H.R. 7721 Combating Regulatory Abuse, Closing Known Deficiencies, and Overseeing Waste Nationwide Act (CRACKDOWN Act): This bill would give the U.S. Department of Health and Human Services (HHS) new power to freeze 100% of a state’s child care funds for state administrative errors. Uses an arbitrary, low-risk threshold standard that isn’t about fraud and eliminates state due process. This doesn’t reduce fraud and would needlessly punish thousands of families who rely on federal child care assistance and destabilize a state’s child care sector.
H.R. 7723 Safeguarding Taxpayer Dollars in Child Care Act: This bill requires HHS and USDA to penalize providers unfairly, including permanently barring child care providers from receiving federal child care funds and participation in the Child and Adult Care Food Program (CACFP). This puts providers who haven’t committed fraud at risk of losing their business and could make them less willing to serve families with CCDF subsidies. This could have a chilling effect on providers serving families with subsidies, making it harder for these families to find the care they need. It also means that more child care programs could close altogether and more families - including those who don’t use subsidies - will have a harder time finding and affording child care.

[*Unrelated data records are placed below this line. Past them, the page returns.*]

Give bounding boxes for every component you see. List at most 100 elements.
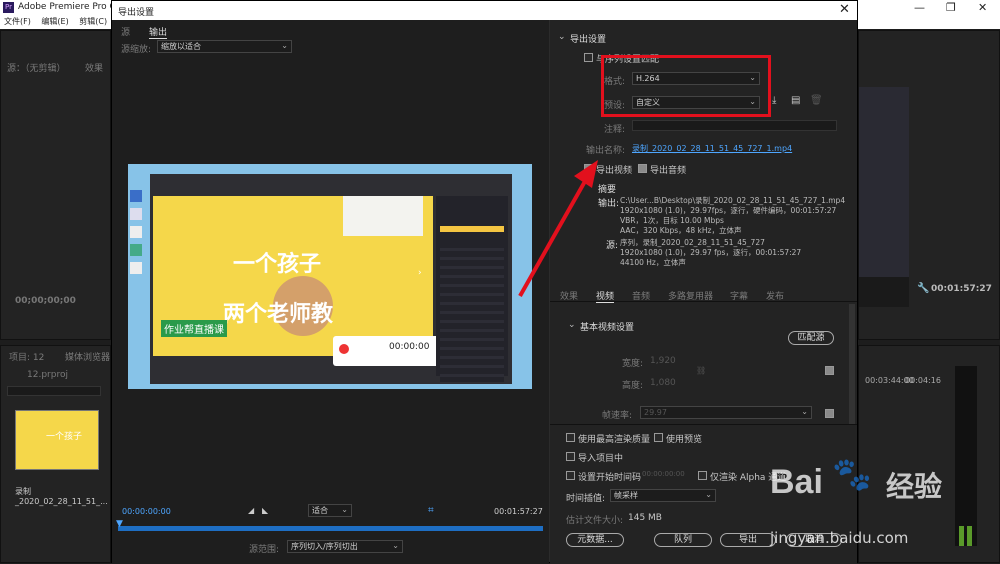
project-tab[interactable]: 项目: 12 — [9, 350, 44, 363]
queue-button[interactable]: 队列 — [654, 533, 712, 547]
export-video-checkbox[interactable] — [584, 164, 593, 173]
dialog-title: 导出设置 — [118, 8, 155, 18]
use-preview-label: 使用预览 — [666, 435, 703, 445]
summary-output-line: 1920x1080 (1.0)，29.97fps，逐行，硬件编码，00:01:5… — [620, 206, 837, 215]
close-app-icon[interactable]: ✕ — [978, 1, 987, 14]
dialog-title-bar: 导出设置 ✕ — [112, 1, 857, 20]
use-preview-checkbox[interactable] — [654, 433, 663, 442]
mark-in-icon[interactable]: ◢ — [248, 506, 254, 515]
media-browser-tab[interactable]: 媒体浏览器 — [65, 350, 110, 363]
mark-out-icon[interactable]: ◣ — [262, 506, 268, 515]
match-source-button[interactable]: 匹配源 — [788, 331, 834, 345]
summary-source-line: 1920x1080 (1.0)，29.97 fps，逐行，00:01:57:27 — [620, 248, 802, 257]
export-audio-checkbox[interactable] — [638, 164, 647, 173]
recorder-widget: 00:00:00 — [333, 336, 453, 366]
framerate-checkbox[interactable] — [825, 409, 834, 418]
preview-headline-1: 一个孩子 — [233, 252, 322, 277]
import-preset-icon[interactable]: ▤ — [791, 95, 800, 106]
export-audio-label: 导出音频 — [650, 166, 687, 176]
import-project-checkbox[interactable] — [566, 452, 575, 461]
summary-output: C:\User...B\Desktop\录制_2020_02_28_11_51_… — [620, 196, 856, 236]
max-render-checkbox[interactable] — [566, 433, 575, 442]
source-range-select[interactable]: 序列切入/序列切出 — [287, 540, 403, 553]
project-search-input[interactable] — [7, 386, 101, 396]
source-scale-label: 源缩放: — [121, 45, 152, 55]
tab-multiplexer[interactable]: 多路复用器 — [668, 289, 713, 302]
output-name-link[interactable]: 录制_2020_02_28_11_51_45_727_1.mp4 — [632, 143, 792, 154]
clip-name: 录制_2020_02_28_11_51_... — [15, 487, 108, 506]
filesize-label: 估计文件大小: — [566, 516, 624, 526]
tab-source[interactable]: 源 — [121, 25, 130, 38]
framerate-select[interactable]: 29.97 — [640, 406, 812, 419]
source-tab[interactable]: 源：（无剪辑） — [7, 61, 66, 74]
filesize-value: 145 MB — [628, 513, 662, 523]
desktop-icons — [130, 184, 146, 324]
interpolation-label: 时间插值: — [566, 494, 606, 504]
clip-thumb-text: 一个孩子 — [46, 432, 83, 442]
timeline-range-bar[interactable] — [118, 526, 543, 531]
program-preview — [859, 87, 909, 307]
export-settings-chevron-icon[interactable]: ⌄ — [558, 32, 566, 42]
maximize-icon[interactable]: ❐ — [946, 1, 956, 14]
export-settings-header: 导出设置 — [570, 35, 607, 45]
link-aspect-icon[interactable]: ⛓ — [696, 366, 706, 375]
menu-file[interactable]: 文件(F) — [4, 17, 31, 26]
height-value[interactable]: 1,080 — [650, 378, 676, 388]
wrench-icon[interactable]: 🔧 — [917, 283, 929, 294]
baidu-watermark: Bai 🐾 经验 jingyan.baidu.com — [770, 455, 1000, 563]
width-height-checkbox[interactable] — [825, 366, 834, 375]
tab-audio[interactable]: 音频 — [632, 289, 650, 302]
preview-headline-2: 两个老师教 — [223, 302, 334, 327]
source-scale-select[interactable]: 缩放以适合 — [157, 40, 292, 53]
delete-preset-icon[interactable]: 🗑 — [810, 95, 823, 106]
tab-output[interactable]: 输出 — [149, 25, 168, 39]
tab-effects[interactable]: 效果 — [560, 289, 578, 302]
fit-select[interactable]: 适合 — [308, 504, 352, 517]
playhead-icon[interactable]: ▼ — [116, 519, 123, 529]
match-sequence-checkbox[interactable] — [584, 53, 593, 62]
clip-thumbnail[interactable]: 一个孩子 — [15, 410, 99, 470]
source-monitor-panel: 源：（无剪辑） 效果 00;00;00;00 — [0, 30, 111, 340]
width-value[interactable]: 1,920 — [650, 356, 676, 366]
summary-output-line: AAC，320 Kbps，48 kHz，立体声 — [620, 226, 742, 235]
dialog-close-icon[interactable]: ✕ — [839, 2, 850, 17]
summary-source: 序列，录制_2020_02_28_11_51_45_727 1920x1080 … — [620, 238, 856, 268]
effects-tab[interactable]: 效果 — [85, 61, 103, 74]
settings-tabs: 效果 视频 音频 多路复用器 字幕 发布 — [550, 284, 857, 303]
metadata-button[interactable]: 元数据... — [566, 533, 624, 547]
start-timecode-checkbox[interactable] — [566, 471, 575, 480]
summary-header: 摘要 — [598, 185, 617, 195]
comment-input[interactable] — [632, 120, 837, 131]
record-icon — [339, 344, 349, 354]
highlight-box — [601, 55, 771, 117]
tab-publish[interactable]: 发布 — [766, 289, 784, 302]
summary-output-line: VBR，1次，目标 10.00 Mbps — [620, 216, 724, 225]
start-timecode-value[interactable]: 00:00:00:00 — [642, 470, 685, 478]
summary-source-line: 44100 Hz，立体声 — [620, 258, 686, 267]
menu-edit[interactable]: 编辑(E) — [41, 17, 68, 26]
settings-scrollbar[interactable] — [849, 304, 855, 424]
program-monitor-panel: 00:01:57:27 🔧 — [858, 30, 1000, 340]
teacher-area — [343, 196, 423, 236]
tab-captions[interactable]: 字幕 — [730, 289, 748, 302]
crop-icon[interactable]: ⌗ — [428, 505, 434, 516]
watermark-brand: Bai — [770, 463, 823, 501]
summary-output-line: C:\User...B\Desktop\录制_2020_02_28_11_51_… — [620, 196, 846, 205]
save-preset-icon[interactable]: ⤓ — [772, 95, 776, 106]
schedule-button — [440, 226, 504, 232]
start-timecode-label: 设置开始时间码 — [578, 473, 642, 483]
framerate-label: 帧速率: — [602, 411, 633, 421]
output-preview-video: 一个孩子 两个老师教 作业帮直播课 00:00:00 › — [128, 164, 532, 389]
tab-video[interactable]: 视频 — [596, 289, 615, 303]
brand-badge: 作业帮直播课 — [161, 320, 227, 337]
height-label: 高度: — [622, 381, 644, 391]
minimize-icon[interactable]: — — [914, 1, 925, 14]
interpolation-select[interactable]: 帧采样 — [610, 489, 716, 502]
basic-video-chevron-icon[interactable]: ⌄ — [568, 320, 576, 330]
summary-source-line: 序列，录制_2020_02_28_11_51_45_727 — [620, 238, 765, 247]
video-frame: 一个孩子 两个老师教 作业帮直播课 00:00:00 — [153, 196, 453, 366]
export-button[interactable]: 导出 — [720, 533, 776, 547]
premiere-logo-icon: Pr — [3, 2, 14, 13]
alpha-only-checkbox[interactable] — [698, 471, 707, 480]
menu-clip[interactable]: 剪辑(C) — [79, 17, 107, 26]
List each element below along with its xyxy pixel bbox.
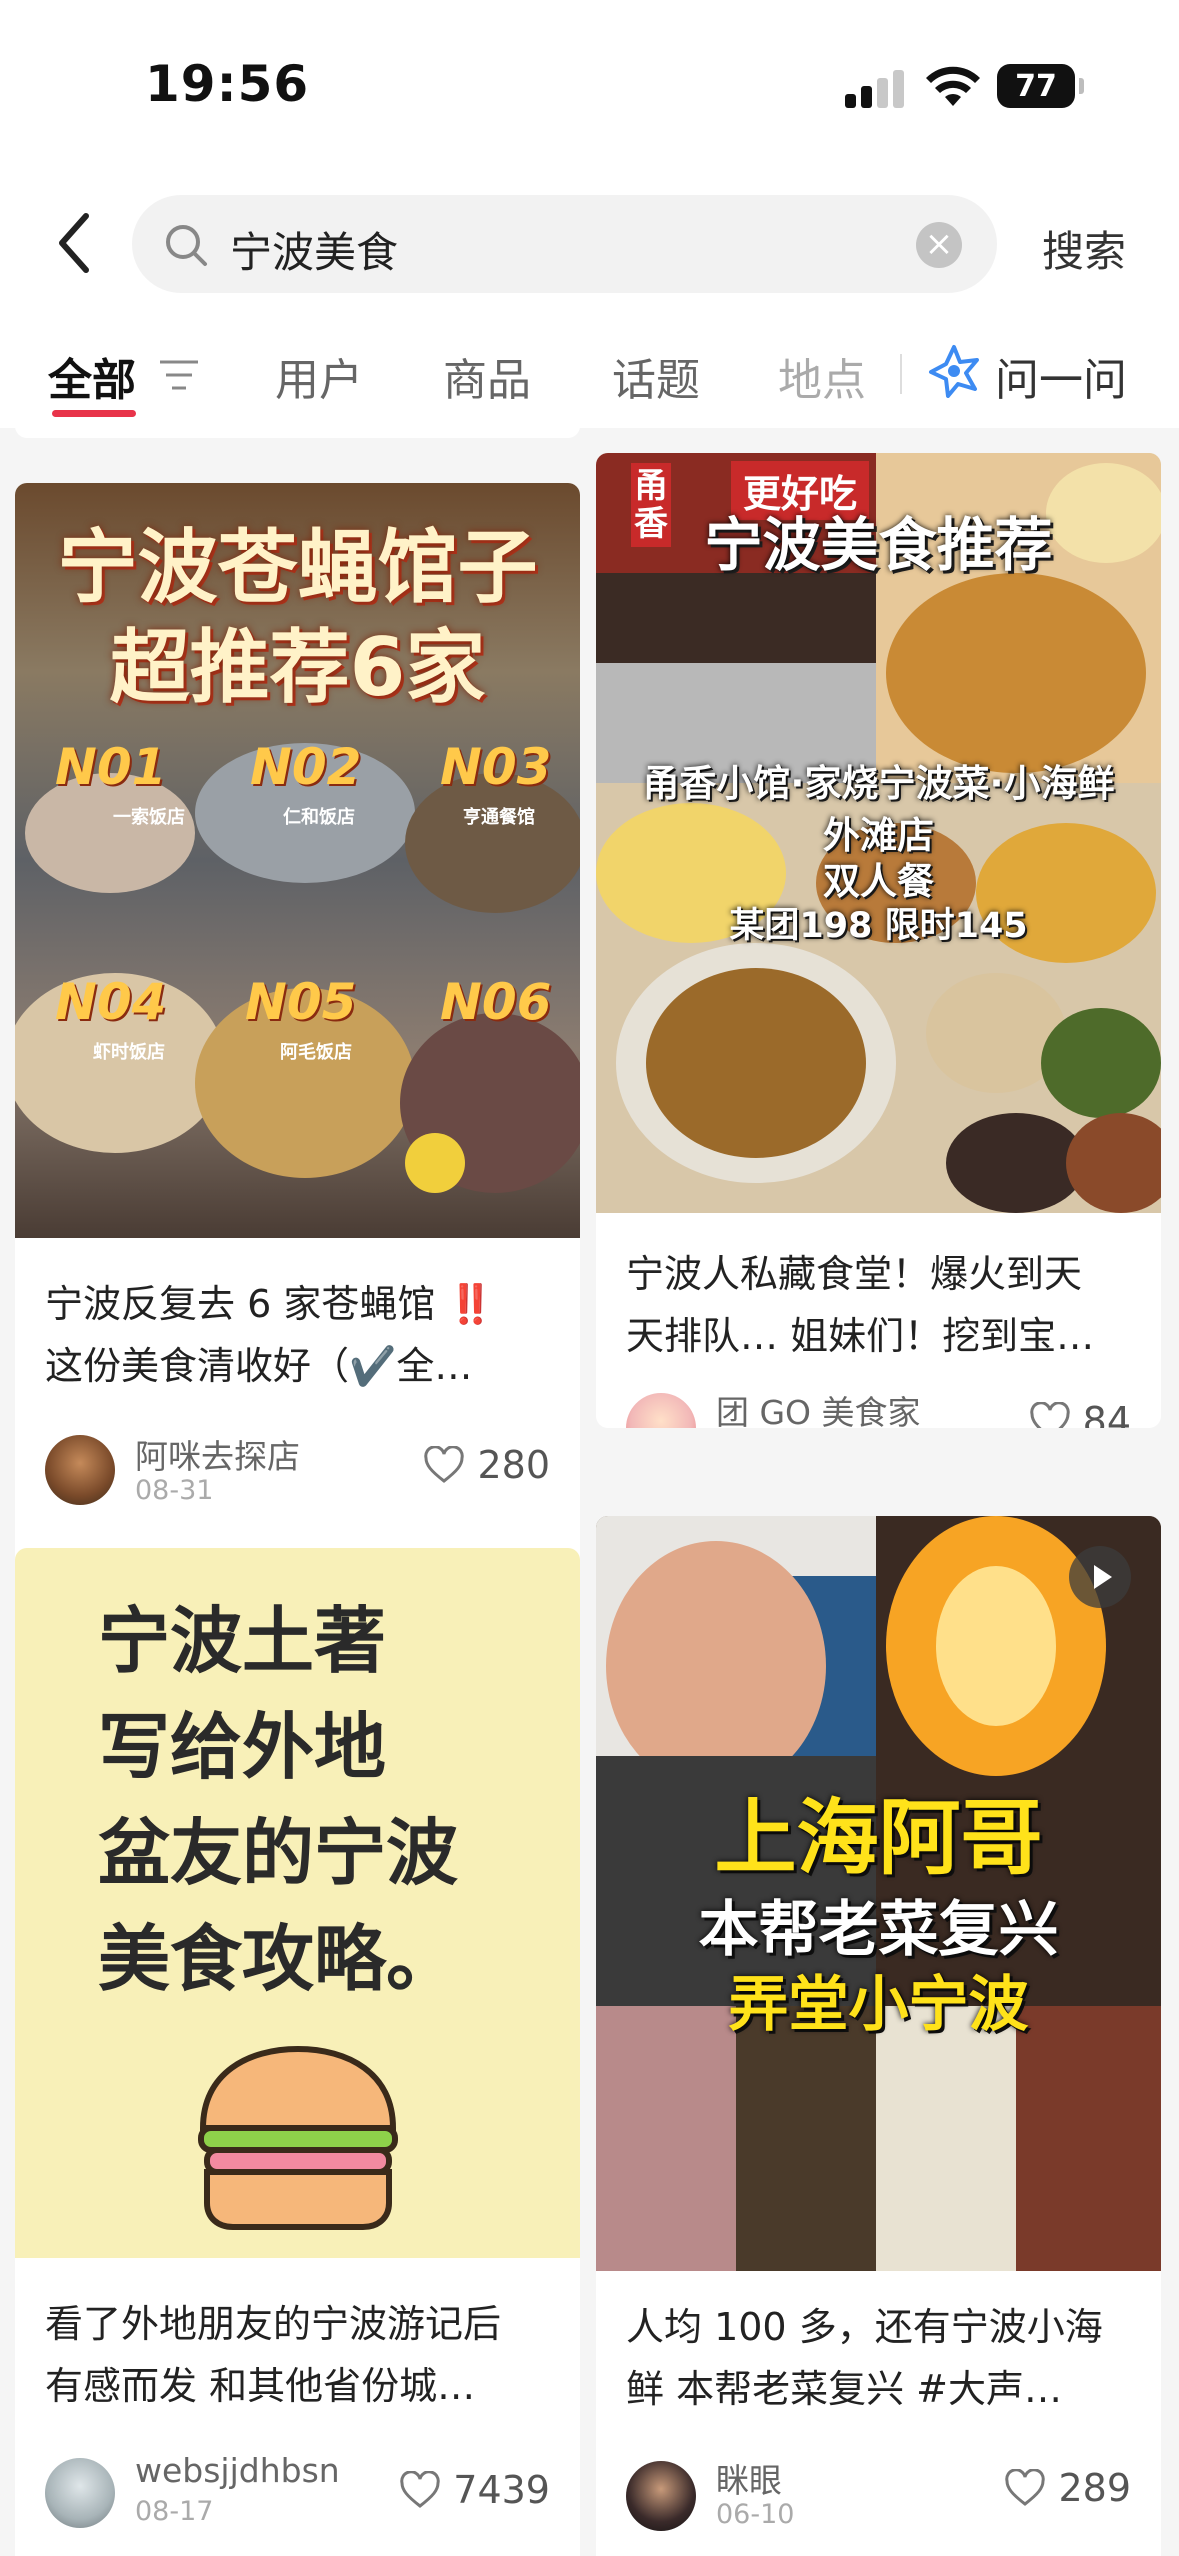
cover-label-num: N06 <box>440 973 552 1031</box>
tab-divider <box>900 354 902 394</box>
like-button[interactable]: 7439 <box>399 2468 550 2512</box>
cover-line3: 弄堂小宁波 <box>728 1970 1029 2040</box>
cover-line: 美食攻略。 <box>98 1917 459 2001</box>
note-card[interactable]: 甬香 更好吃 宁波美食推荐 甬香小馆·家烧宁波菜·小海鲜 外滩店 双人餐 某团1… <box>596 453 1161 1428</box>
card-cover-image: 甬香 更好吃 宁波美食推荐 甬香小馆·家烧宁波菜·小海鲜 外滩店 双人餐 某团1… <box>596 453 1161 1213</box>
cellular-signal-icon <box>845 68 905 108</box>
card-cover-image: 上海阿哥 本帮老菜复兴 弄堂小宁波 <box>596 1516 1161 2271</box>
like-button[interactable]: 84 <box>1029 1399 1131 1428</box>
search-query: 宁波美食 <box>230 228 399 277</box>
tab-bar: 全部 用户 商品 话题 地点 问一问 <box>0 318 1179 428</box>
search-icon <box>166 225 207 266</box>
heart-icon <box>1029 1402 1070 1428</box>
hamburger-emoji-icon <box>198 2045 398 2230</box>
tab-ask[interactable]: 问一问 <box>995 344 1127 408</box>
cover-label-name: 虾时饭店 <box>93 1042 165 1063</box>
cover-label-num: N02 <box>250 738 362 796</box>
like-count: 7439 <box>453 2468 550 2512</box>
status-bar: 19:56 77 <box>0 0 1179 170</box>
cover-label-name: 亨通餐馆 <box>463 807 535 828</box>
search-header: 宁波美食 × 搜索 <box>0 170 1179 318</box>
like-button[interactable]: 280 <box>423 1443 550 1487</box>
avatar[interactable] <box>45 2458 115 2528</box>
avatar[interactable] <box>626 1393 696 1428</box>
cover-label-num: N04 <box>55 973 167 1031</box>
tab-places[interactable]: 地点 <box>778 344 866 408</box>
card-title-line1: 人均 100 多，还有宁波小海 <box>626 2305 1103 2349</box>
cover-line4: 某团198 限时145 <box>729 906 1028 946</box>
card-title-line2: 鲜 本帮老菜复兴 #大声… <box>626 2367 1062 2411</box>
cover-label-num: N03 <box>440 738 552 796</box>
cover-line: 写给外地 <box>98 1705 387 1789</box>
heart-icon <box>400 2471 440 2508</box>
author-name[interactable]: 眯眼 <box>716 2454 782 2502</box>
avatar[interactable] <box>626 2461 696 2531</box>
cover-line1: 甬香小馆·家烧宁波菜·小海鲜 <box>642 762 1115 805</box>
heart-icon <box>1005 2469 1046 2506</box>
tab-users[interactable]: 用户 <box>275 344 363 408</box>
like-button[interactable]: 289 <box>1004 2466 1131 2510</box>
back-arrow-icon[interactable] <box>50 208 100 278</box>
card-cover-image: 宁波土著 写给外地 盆友的宁波 美食攻略。 <box>15 1548 580 2258</box>
author-name[interactable]: 阿咪去探店 <box>135 1430 300 1478</box>
card-title-line1: 宁波人私藏食堂！爆火到天 <box>626 1252 1083 1296</box>
note-card[interactable]: 宁波土著 写给外地 盆友的宁波 美食攻略。 看了外地朋友的宁波游记后 有感而发 … <box>15 1548 580 2556</box>
tab-topics[interactable]: 话题 <box>612 344 700 408</box>
post-date: 06-10 <box>716 2499 795 2530</box>
cover-line1: 上海阿哥 <box>714 1791 1043 1886</box>
card-title-line1: 宁波反复去 6 家苍蝇馆 ‼️ <box>45 1282 495 1326</box>
cover-label-num: N05 <box>245 973 357 1031</box>
cover-line: 宁波土著 <box>98 1599 387 1683</box>
cover-label-name: 一索饭店 <box>113 807 185 828</box>
previous-card-edge <box>15 428 580 438</box>
card-cover-image: 宁波苍蝇馆子 超推荐6家 N01 一索饭店 N02 仁和饭店 N03 亨通餐馆 … <box>15 483 580 1238</box>
like-count: 289 <box>1058 2466 1131 2510</box>
results-feed: 宁波苍蝇馆子 超推荐6家 N01 一索饭店 N02 仁和饭店 N03 亨通餐馆 … <box>0 428 1179 2556</box>
card-title-line2: 天排队… 姐妹们！挖到宝… <box>626 1314 1095 1358</box>
card-title-line2: 有感而发 和其他省份城… <box>45 2364 476 2408</box>
search-button[interactable]: 搜索 <box>1042 218 1126 279</box>
cover-label-name: 仁和饭店 <box>283 807 355 828</box>
note-card[interactable]: 宁波苍蝇馆子 超推荐6家 N01 一索饭店 N02 仁和饭店 N03 亨通餐馆 … <box>15 483 580 1583</box>
tab-all[interactable]: 全部 <box>48 344 136 408</box>
card-title-line2: 这份美食清收好（✔️全… <box>45 1344 473 1388</box>
heart-icon <box>424 1446 465 1483</box>
filter-icon[interactable] <box>158 358 200 392</box>
like-count: 280 <box>477 1443 550 1487</box>
post-date: 08-17 <box>135 2496 214 2527</box>
cover-title-line1: 宁波苍蝇馆子 <box>57 521 538 614</box>
status-time: 19:56 <box>145 55 310 113</box>
avatar[interactable] <box>45 1435 115 1505</box>
card-title-line1: 看了外地朋友的宁波游记后 <box>45 2302 502 2346</box>
cover-title: 宁波美食推荐 <box>704 511 1053 579</box>
search-input[interactable]: 宁波美食 × <box>132 195 997 293</box>
wifi-icon <box>926 66 980 106</box>
active-tab-indicator <box>52 410 136 417</box>
battery-icon: 77 <box>997 64 1084 108</box>
cover-label-name: 阿毛饭店 <box>280 1042 352 1063</box>
clear-icon[interactable]: × <box>916 222 962 268</box>
tab-products[interactable]: 商品 <box>443 344 531 408</box>
cover-line2: 本帮老菜复兴 <box>698 1895 1059 1965</box>
cover-title-line2: 超推荐6家 <box>109 621 486 714</box>
ask-star-icon[interactable] <box>927 344 981 398</box>
note-card[interactable]: 上海阿哥 本帮老菜复兴 弄堂小宁波 人均 100 多，还有宁波小海 鲜 本帮老菜… <box>596 1516 1161 2556</box>
video-play-icon[interactable] <box>1069 1546 1131 1608</box>
cover-label-num: N01 <box>55 738 167 796</box>
author-name[interactable]: websjjdhbsn <box>135 2451 340 2490</box>
author-name[interactable]: 团 GO 美食家 <box>716 1386 921 1428</box>
cover-line: 盆友的宁波 <box>98 1811 459 1895</box>
like-count: 84 <box>1082 1399 1131 1428</box>
post-date: 08-31 <box>135 1475 214 1506</box>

Regarding CACFP, the bill would further undermine the existing and deeply flawed Serious Deficiency (SD) process to trigger disbarment from the entire program. CACFP ensures that the participating child care centers, family child care homes, Head Start programs, afterschool programs, and emergency shelters serve healthy meals and snacks. States currently administer CACFP with strong oversight systems created by USDA, designed to detect and prevent integrity concerns. SD is inconsistently applied and often triggered by minor errors- not fraud or misconduct- and should not result in termination from either CACFP or CCDF.
H.R. 7726 No Funds for Repeat Child Care Violations Act: This bill would require HHS to permanently bar child care providers from receiving federal funds for non-fraudulent actions, such as incomplete paperwork, like missing signatures. This puts providers who haven’t committed fraud at risk of losing their business if they serve families paying with CCDF subsidies. It could have a chilling effect on providers serving families with subsidies, making it harder for those families to find the care they need. It also means that more child care programs could close altogether, and more families - including those who don’t pay with subsidies - will have a harder time finding and affording child care.
H.R. 7724 No Waivers for Fraud Act: This bill would eliminate HHS’s ability to waive a sanction it has placed on a state. This flexibility is rarely, if ever, used but would be important to preserve for instances of capricious sanctioning of states without proof of fraud and more generally for unforeseen situations in which the Secretary and state agree that withdrawing a sanction is appropriate.
We urge lawmakers to vote NO on any package that includes these bills and instead focus on the real child care crisis facing our country.